Em 1994 eu tinha dez anos e morava no interior do Rio Grande do Sul. Minha tia Rosana, percebendo que eu tinha começado a estudar inglês e estava empolgado com aquilo, me deu uma edição da Speak Up — aquela revista que vinha com uma fita cassete para treinar o ouvido nas matérias.
A matéria que eu mais ouvi e reli foi sobre o túnel sob o Canal da Mancha e o Eurostar, o trem-bala que ligaria a Inglaterra à França por baixo do mar. Para um menino do interior que mal tinha saído do estado, aquilo era ficção científica. Lembro de pensar, sem nenhum plano de como: um dia eu vou andar nesse trem.
Vinte e oito anos depois, embarquei em Londres com destino a Paris, no Eurostar. Não foi uma viagem qualquer — eu carregava aquele menino comigo.
Conto isso menos pela viagem e mais pela tia Rosana. Ela não me deu um presente caro nem uma grande lição. Ela reparou. Percebeu um interesse pequeno no momento certo e o alimentou com uma revista e uma fita. Foi suficiente para acender algo que durou quase três décadas.

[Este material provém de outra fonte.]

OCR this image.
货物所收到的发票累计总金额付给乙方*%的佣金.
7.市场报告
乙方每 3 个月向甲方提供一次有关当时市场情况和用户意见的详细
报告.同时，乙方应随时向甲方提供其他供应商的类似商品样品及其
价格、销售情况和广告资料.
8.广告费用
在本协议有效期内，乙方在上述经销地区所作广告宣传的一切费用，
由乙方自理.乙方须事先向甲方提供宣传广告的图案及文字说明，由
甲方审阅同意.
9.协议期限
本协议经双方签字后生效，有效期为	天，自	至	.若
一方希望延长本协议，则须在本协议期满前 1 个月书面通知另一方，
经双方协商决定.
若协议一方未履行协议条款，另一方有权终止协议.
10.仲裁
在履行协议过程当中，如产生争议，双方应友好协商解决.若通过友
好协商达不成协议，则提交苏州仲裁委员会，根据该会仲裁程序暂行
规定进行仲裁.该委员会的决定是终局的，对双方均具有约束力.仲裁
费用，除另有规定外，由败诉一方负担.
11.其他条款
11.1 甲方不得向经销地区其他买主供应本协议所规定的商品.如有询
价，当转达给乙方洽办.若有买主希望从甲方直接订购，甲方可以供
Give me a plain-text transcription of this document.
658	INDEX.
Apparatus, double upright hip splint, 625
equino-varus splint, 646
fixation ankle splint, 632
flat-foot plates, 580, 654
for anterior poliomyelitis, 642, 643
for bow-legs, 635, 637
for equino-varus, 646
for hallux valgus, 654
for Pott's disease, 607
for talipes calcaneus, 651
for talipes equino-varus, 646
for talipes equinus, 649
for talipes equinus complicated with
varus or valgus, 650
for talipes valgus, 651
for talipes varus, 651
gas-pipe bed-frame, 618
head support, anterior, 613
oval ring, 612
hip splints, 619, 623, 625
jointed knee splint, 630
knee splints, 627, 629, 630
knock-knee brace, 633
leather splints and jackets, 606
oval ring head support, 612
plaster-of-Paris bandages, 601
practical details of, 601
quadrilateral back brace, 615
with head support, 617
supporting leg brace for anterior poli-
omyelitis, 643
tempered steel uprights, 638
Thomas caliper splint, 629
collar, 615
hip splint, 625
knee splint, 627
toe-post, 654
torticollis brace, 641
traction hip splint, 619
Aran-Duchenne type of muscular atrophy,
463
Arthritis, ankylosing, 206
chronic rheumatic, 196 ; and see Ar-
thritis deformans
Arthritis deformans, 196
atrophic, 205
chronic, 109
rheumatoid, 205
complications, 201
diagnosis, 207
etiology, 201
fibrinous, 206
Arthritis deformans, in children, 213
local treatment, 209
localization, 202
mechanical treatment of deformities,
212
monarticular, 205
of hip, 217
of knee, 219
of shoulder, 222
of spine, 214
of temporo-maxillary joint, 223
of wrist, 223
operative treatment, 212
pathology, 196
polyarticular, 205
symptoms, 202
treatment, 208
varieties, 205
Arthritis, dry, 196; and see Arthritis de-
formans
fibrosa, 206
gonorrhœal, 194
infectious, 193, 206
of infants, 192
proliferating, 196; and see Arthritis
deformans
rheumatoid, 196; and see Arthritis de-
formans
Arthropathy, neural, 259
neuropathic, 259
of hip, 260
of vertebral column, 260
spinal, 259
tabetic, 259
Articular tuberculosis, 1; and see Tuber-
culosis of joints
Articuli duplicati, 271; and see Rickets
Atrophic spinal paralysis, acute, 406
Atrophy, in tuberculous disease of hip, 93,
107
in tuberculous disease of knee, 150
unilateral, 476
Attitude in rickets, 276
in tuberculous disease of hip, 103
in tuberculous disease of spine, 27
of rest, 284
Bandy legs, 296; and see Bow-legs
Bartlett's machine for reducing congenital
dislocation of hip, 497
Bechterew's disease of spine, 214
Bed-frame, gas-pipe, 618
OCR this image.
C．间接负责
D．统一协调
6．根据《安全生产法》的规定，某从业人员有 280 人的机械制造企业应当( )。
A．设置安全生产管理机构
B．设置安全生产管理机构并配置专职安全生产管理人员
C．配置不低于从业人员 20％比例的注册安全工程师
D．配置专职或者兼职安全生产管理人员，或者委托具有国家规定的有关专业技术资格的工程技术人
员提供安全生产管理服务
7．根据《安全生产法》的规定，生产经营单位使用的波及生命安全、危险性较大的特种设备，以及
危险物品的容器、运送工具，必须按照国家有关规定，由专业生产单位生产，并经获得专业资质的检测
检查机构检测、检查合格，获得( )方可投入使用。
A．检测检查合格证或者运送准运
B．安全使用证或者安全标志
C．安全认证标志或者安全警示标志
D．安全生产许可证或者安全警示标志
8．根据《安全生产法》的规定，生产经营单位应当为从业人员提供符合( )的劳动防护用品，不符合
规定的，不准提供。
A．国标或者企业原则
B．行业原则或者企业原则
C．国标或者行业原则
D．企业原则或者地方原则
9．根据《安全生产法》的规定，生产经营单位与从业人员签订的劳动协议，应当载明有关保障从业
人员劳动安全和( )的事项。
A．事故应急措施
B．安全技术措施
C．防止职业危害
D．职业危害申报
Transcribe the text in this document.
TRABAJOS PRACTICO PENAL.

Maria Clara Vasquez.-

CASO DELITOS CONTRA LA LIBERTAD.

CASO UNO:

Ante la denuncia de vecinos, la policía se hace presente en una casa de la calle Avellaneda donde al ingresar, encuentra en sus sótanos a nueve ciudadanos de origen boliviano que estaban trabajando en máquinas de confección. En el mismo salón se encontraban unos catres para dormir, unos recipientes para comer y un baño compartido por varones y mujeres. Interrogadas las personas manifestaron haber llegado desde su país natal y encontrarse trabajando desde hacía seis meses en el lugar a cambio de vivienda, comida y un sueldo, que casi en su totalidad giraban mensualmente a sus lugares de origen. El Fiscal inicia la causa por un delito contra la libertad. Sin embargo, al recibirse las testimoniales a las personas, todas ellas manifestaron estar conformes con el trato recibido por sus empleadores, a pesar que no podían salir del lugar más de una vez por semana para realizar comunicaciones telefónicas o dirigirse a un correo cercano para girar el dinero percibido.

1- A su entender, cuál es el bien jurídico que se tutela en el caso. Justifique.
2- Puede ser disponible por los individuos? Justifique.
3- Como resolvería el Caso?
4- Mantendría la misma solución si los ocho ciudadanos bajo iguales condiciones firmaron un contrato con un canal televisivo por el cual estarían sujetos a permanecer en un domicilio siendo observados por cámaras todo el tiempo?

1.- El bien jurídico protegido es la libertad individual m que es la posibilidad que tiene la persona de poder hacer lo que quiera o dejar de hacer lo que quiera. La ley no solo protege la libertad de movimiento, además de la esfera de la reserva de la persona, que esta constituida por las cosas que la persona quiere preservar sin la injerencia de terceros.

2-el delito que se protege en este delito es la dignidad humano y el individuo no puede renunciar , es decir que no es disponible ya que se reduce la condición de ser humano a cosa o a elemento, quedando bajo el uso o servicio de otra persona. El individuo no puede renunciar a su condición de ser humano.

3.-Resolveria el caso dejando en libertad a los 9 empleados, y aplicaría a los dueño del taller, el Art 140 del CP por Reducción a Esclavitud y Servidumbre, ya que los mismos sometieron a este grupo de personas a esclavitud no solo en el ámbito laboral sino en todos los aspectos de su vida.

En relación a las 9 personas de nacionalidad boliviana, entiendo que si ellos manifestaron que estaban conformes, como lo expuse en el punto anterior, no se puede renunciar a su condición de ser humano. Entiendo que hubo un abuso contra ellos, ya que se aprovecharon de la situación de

É isso que aprendi a valorizar olhando para trás: o imaginário de uma criança é enorme, e quase sempre o que falta não é talento — é alguém que perceba e aposte naquilo a tempo. Hoje, como pai e como gestor, tento ser esse tipo de gente: o que repara no interesse do outro antes mesmo que ele saiba nomeá-lo.
Obrigado, tia Rosana. O trem chegou.